Our data reveal that when boards are composed of directors whose mix of gender, race and ethnicity are more varied, so too is their aggregate skillset. This corresponds with the tendency for minority (i.e., non-white, non-male, non-Anglo) directors to be drawn from a wider range of educational and professional backgrounds. Some hail from business, but others are recruited from law, government and academia. Experience in these different domains expands the board’s repertoire. Knowledge of different contexts and methods of addressing challenges is broadened, as is the network of organizations and entities with which the board is linked.
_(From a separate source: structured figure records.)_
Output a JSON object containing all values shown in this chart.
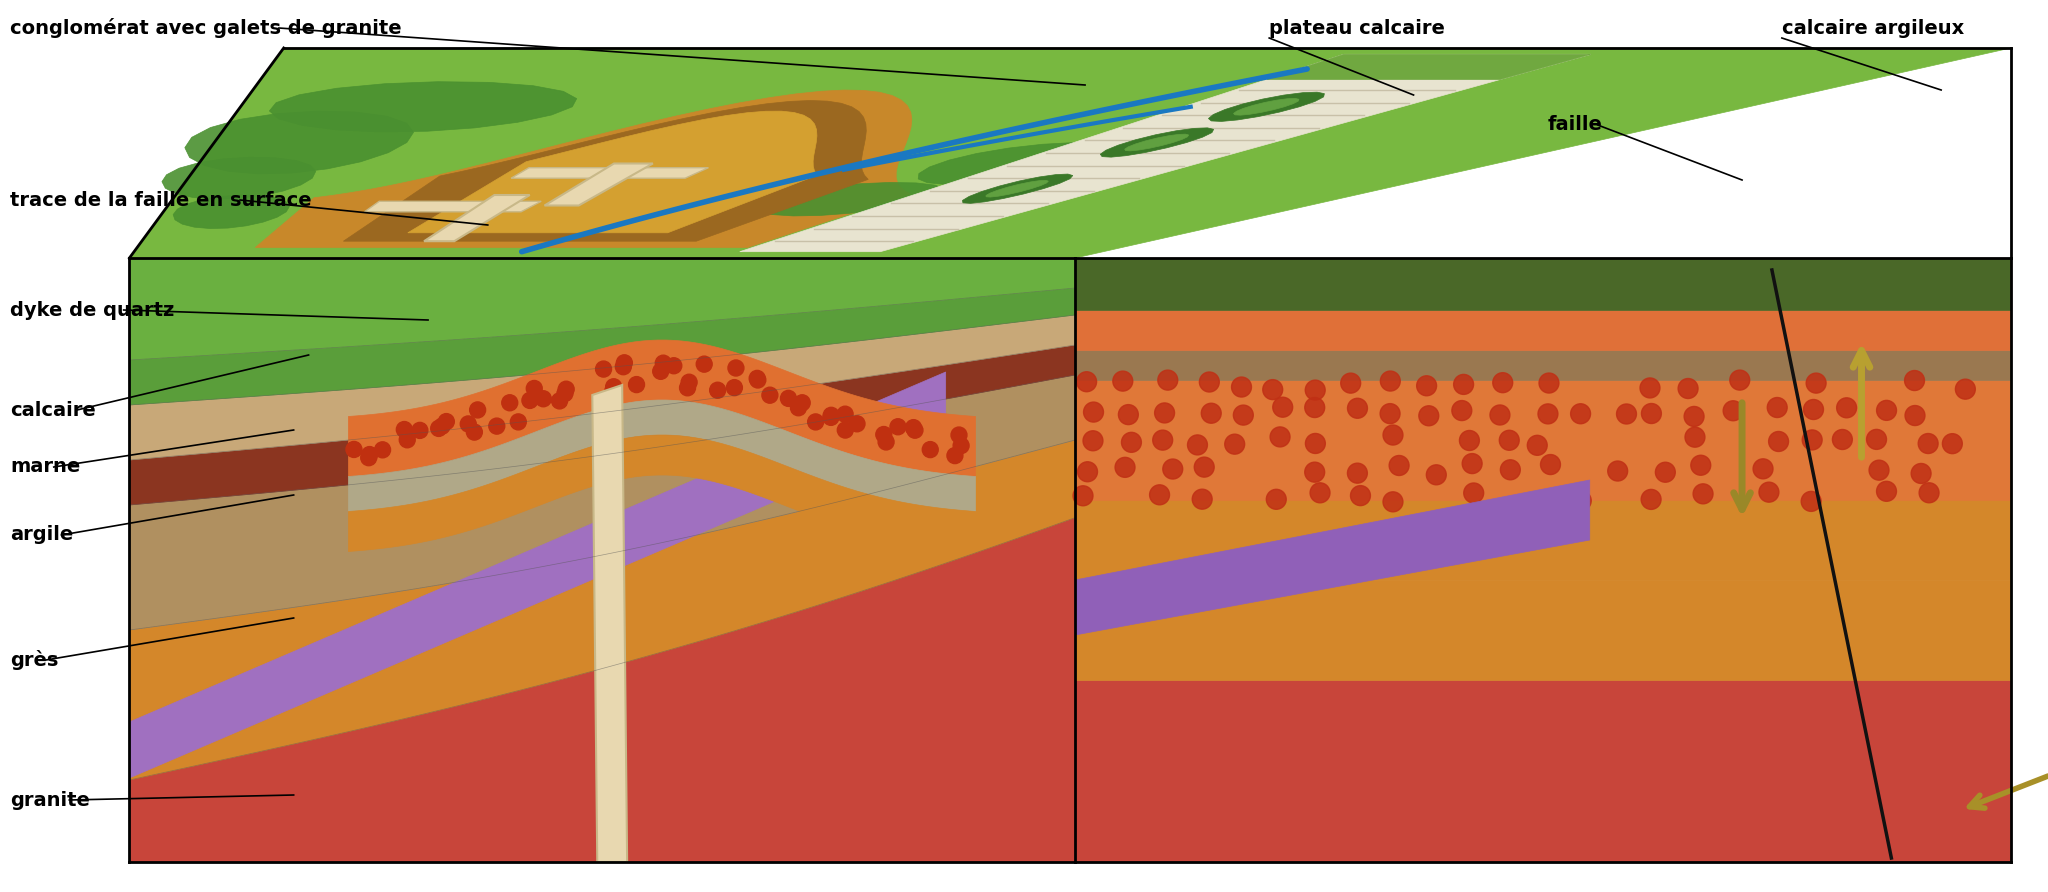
{
  "bg": "#ffffff",
  "labels": {
    "conglomerat": "conglomérat avec galets de granite",
    "trace_faille": "trace de la faille en surface",
    "dyke_quartz": "dyke de quartz",
    "calcaire": "calcaire",
    "marne": "marne",
    "argile": "argile",
    "gres": "grès",
    "granite": "granite",
    "plateau_calcaire": "plateau calcaire",
    "calcaire_argileux": "calcaire argileux",
    "faille": "faille"
  },
  "fontsize": 14
}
The most successful boards capitalize plainly on these advantages. They tap individualized areas of expertise resident among diverse members and utilize directors’ external connections to both validate assumptions and fill gaps with real-time information. In many cases, the networks are also used to secure partnerships and other resources needed to effect adaptive change. Together, these practices allow diverse boards to better screen and assess disruptive threats — and ultimately outpace their more homogenous rivals in mounting a response.
With each day, diversity and inclusion are becoming more pressing mandates. This research lends new insight into how diversity at the very apex of the firm works— and does so to the advantage of the firm. In bringing individuals of different race, gender and ethnicity onboard, organizations gain not only new reserves of human capital but also richly variegated social capital — resources well-suited to an era of unprecedented change.
 Byron, K., & Post, C. (2016). Women on boards of directors and corporate social performance: A meta‐analysis. Corporate Governance: An International Review, 24, 428-442.
Post, C., & Byron, K. (2015). Women on boards and firm financial performance: A meta-analysis. Academy of Management Journal, 58, 1546-1571.
 Bernile, G., Bhagwat, V., & Yonker, S. (2018). Board diversity, firm risk, and corporate policies. Journal of Financial Economics, 127(3), 588-612.